The Rev. Federico Lombardi, a Vatican spokesman, sought to clear up any confusion, noting that Cardinal Jean-Louis Tauran, who announced the name to the world, said simply Francis. It is listed that way in the first Vatican bulletin on the new pope.
"It will become Francis I after we have a Francis II," Lombardi quipped.
Umbria's bishops sent congratulations in a message noting that the new pope had taken up name of the saint of Assisi, one of Italy's patron saints who sought to "renew the church."
"It was precisely Francis the Lord asked to repair his church in ruins," the bishops said.
Pope Francis' predecessor, Benedict XVI, had explained his resignation last month - the first pontiff to step down in 600 years - by saying he didn't have the mental or physical stamina to shepherd the church, rocked by scandals and leaks in the Vatican's bureaucracy and losing many faithful to secularism or more dynamic forms of worship.
Since Francis is associated with peacemaking, the choice of name could foretell the pope's priority to bring a sense of serenity to a church feeling rudderless by Benedict's departure.
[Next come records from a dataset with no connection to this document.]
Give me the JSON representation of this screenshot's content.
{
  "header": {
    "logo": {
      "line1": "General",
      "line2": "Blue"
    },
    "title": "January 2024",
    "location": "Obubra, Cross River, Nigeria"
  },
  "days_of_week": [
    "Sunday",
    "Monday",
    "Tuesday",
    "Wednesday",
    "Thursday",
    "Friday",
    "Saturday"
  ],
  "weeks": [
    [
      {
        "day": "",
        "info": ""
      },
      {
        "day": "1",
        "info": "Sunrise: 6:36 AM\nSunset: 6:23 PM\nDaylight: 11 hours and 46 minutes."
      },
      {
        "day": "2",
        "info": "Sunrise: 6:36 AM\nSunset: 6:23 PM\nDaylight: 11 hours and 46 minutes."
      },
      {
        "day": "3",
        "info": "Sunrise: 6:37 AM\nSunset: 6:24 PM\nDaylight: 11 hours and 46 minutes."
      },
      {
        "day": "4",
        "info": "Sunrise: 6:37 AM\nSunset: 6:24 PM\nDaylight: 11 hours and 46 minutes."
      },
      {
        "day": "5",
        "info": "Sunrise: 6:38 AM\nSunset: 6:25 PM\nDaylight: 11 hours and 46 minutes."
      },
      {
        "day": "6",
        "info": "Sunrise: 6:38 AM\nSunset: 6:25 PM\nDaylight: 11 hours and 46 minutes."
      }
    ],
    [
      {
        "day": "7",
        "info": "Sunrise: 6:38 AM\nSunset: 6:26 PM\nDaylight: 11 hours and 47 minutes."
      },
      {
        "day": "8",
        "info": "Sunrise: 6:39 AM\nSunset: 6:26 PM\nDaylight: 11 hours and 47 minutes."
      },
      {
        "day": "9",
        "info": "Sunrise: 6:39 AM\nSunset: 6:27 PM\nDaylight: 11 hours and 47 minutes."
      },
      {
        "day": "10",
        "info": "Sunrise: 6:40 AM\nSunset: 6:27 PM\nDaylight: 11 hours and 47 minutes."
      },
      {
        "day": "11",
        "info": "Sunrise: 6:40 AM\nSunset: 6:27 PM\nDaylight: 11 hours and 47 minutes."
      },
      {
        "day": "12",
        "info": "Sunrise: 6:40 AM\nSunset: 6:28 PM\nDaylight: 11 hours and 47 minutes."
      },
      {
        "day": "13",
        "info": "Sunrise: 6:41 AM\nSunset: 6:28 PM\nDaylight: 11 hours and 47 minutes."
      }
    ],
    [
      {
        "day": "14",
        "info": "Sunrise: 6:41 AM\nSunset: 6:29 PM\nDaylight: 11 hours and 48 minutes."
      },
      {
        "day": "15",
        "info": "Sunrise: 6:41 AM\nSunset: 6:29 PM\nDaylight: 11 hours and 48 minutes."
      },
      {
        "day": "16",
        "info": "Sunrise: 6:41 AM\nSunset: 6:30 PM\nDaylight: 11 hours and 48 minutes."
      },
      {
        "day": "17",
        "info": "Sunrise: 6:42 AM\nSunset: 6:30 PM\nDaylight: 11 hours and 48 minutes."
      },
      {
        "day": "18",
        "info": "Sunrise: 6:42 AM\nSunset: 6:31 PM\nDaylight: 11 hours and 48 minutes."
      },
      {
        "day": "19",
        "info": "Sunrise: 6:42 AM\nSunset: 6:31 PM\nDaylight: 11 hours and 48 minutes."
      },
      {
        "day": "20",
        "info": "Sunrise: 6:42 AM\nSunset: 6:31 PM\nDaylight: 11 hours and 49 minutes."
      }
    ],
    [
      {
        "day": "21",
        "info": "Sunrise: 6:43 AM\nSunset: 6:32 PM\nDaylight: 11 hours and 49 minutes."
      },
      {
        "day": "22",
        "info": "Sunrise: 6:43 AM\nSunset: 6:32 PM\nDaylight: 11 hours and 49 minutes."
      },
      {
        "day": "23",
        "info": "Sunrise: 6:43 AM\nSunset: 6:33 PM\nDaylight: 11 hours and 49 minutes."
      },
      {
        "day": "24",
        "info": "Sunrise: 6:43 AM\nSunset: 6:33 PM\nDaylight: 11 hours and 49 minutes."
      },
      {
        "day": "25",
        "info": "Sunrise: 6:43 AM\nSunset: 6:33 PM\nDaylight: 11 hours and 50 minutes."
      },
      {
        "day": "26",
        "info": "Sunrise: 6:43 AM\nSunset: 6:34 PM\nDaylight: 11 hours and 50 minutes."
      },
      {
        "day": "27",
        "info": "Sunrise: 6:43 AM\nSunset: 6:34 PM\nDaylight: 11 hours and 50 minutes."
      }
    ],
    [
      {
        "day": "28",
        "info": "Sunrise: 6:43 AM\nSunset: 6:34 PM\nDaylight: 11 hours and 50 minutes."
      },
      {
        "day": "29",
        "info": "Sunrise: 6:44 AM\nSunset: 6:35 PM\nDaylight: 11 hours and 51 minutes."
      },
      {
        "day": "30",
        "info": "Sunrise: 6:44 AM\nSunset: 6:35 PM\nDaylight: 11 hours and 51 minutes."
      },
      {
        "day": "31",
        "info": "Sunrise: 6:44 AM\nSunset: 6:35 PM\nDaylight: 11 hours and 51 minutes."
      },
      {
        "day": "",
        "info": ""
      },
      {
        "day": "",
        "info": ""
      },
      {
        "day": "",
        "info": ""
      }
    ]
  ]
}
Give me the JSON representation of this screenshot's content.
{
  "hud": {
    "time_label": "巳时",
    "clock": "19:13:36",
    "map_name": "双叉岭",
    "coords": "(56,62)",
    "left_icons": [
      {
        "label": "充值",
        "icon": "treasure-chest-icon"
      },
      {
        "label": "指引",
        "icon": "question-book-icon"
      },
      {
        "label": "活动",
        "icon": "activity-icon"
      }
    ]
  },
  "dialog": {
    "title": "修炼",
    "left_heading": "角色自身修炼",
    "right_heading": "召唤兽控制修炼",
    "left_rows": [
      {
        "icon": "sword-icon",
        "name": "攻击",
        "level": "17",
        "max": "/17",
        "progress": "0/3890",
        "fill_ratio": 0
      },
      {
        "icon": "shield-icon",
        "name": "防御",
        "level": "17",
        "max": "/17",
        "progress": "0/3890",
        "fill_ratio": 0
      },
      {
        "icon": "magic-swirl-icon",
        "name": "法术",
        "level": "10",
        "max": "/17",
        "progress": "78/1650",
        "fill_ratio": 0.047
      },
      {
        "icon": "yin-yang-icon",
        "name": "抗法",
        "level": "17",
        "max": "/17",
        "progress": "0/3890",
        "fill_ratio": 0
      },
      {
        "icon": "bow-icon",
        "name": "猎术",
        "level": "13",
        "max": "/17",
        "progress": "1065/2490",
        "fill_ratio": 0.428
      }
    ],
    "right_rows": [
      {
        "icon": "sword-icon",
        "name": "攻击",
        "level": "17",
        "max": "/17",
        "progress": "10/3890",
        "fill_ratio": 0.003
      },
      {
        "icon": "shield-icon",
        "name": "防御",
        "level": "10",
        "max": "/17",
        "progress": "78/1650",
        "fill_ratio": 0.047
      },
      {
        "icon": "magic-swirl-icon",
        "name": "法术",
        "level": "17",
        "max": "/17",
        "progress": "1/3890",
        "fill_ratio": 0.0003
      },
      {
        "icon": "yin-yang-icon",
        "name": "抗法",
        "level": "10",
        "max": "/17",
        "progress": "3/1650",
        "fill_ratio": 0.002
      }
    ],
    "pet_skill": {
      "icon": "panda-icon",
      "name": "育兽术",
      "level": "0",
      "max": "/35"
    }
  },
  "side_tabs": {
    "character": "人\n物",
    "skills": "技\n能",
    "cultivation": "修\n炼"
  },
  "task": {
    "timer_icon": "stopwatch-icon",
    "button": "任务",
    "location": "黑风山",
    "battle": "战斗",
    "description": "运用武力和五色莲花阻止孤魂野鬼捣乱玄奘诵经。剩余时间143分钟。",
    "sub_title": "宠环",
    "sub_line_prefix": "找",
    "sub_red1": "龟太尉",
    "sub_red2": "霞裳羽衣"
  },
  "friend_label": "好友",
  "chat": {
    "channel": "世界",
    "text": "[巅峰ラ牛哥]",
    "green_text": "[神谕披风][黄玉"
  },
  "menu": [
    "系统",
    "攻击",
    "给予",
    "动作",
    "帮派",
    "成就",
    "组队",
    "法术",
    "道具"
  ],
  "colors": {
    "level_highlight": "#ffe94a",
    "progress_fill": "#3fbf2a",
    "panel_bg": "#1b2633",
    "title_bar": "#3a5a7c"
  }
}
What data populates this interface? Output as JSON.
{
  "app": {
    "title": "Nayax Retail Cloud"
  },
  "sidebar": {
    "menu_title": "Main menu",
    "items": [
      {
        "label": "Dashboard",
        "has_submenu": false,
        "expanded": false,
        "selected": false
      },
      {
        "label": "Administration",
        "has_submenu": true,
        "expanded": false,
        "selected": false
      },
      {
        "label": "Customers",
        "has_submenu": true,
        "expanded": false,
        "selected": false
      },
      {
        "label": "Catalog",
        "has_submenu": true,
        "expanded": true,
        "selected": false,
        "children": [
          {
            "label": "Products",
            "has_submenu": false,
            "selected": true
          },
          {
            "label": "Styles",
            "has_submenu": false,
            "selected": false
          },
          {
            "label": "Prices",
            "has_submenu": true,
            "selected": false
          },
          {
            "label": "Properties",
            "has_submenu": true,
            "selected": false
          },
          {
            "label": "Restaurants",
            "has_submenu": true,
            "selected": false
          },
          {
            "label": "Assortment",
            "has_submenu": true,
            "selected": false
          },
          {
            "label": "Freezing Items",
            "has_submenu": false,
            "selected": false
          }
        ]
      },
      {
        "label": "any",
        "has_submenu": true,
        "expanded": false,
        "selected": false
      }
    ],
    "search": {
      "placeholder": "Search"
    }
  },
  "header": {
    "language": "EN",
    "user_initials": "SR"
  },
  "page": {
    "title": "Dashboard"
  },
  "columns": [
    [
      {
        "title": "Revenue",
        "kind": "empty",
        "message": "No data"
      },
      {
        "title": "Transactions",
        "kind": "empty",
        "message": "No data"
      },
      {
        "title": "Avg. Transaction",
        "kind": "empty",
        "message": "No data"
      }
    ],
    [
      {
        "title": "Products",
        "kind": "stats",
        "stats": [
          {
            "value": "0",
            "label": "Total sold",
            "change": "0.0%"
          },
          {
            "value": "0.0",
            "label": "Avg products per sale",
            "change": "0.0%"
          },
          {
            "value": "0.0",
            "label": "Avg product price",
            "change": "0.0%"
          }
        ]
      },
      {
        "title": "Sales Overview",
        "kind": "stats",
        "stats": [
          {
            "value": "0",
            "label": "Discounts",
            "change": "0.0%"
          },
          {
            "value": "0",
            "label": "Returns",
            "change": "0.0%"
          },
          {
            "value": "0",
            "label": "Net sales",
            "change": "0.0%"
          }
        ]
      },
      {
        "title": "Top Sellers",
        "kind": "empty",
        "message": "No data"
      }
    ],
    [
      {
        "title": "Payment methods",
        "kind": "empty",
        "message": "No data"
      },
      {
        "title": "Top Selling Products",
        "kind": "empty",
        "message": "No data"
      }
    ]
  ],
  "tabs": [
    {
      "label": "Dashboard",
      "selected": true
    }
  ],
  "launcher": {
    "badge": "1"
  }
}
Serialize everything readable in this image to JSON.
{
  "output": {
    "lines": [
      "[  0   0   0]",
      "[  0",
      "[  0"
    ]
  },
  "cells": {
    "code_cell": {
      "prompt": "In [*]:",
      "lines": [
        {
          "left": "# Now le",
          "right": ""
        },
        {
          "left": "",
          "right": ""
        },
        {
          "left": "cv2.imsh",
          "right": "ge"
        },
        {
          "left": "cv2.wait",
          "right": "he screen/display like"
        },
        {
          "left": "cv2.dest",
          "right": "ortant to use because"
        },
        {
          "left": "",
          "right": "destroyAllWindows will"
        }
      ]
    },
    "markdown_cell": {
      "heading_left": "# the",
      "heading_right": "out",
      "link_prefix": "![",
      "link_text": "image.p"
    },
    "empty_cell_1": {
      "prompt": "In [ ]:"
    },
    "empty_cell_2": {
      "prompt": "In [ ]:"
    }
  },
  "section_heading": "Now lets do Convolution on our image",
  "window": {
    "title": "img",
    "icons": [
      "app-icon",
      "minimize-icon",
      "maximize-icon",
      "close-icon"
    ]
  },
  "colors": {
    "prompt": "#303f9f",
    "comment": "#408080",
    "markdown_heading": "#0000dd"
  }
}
It's "striking that the new pope has chosen the name Francis," said Jonathan Seitz, a professor of history and politics at Drexel University in Philadelphia. "This is a little like old-style Kremlinology, but these choices are made with the purpose of sending a message."
While St. Francis is known for embracing poverty and simplicity, the friar "sought a reformation and a rebuilding of the church, seeking to act in the world rather than withdraw from it. The implication to me from the choice of a new name, and the name chosen, is that a change is in store," Seitz said.
Though both Francis of Assisi and Francis Xavier could have inspired the new pope in selecting his name, it was more likely the Italian friar who was the main inspiration, said Monsignor Raymond J. Kupke, a professor of church history at Seton Hall University in New Jersey.
"He was a man of great simplicity, down to earth, a man of the people," Kupke said. "Also Francis of Assisi spearheaded a great evangelization movement of the 13th century. He embraced a new way of being religious in the world."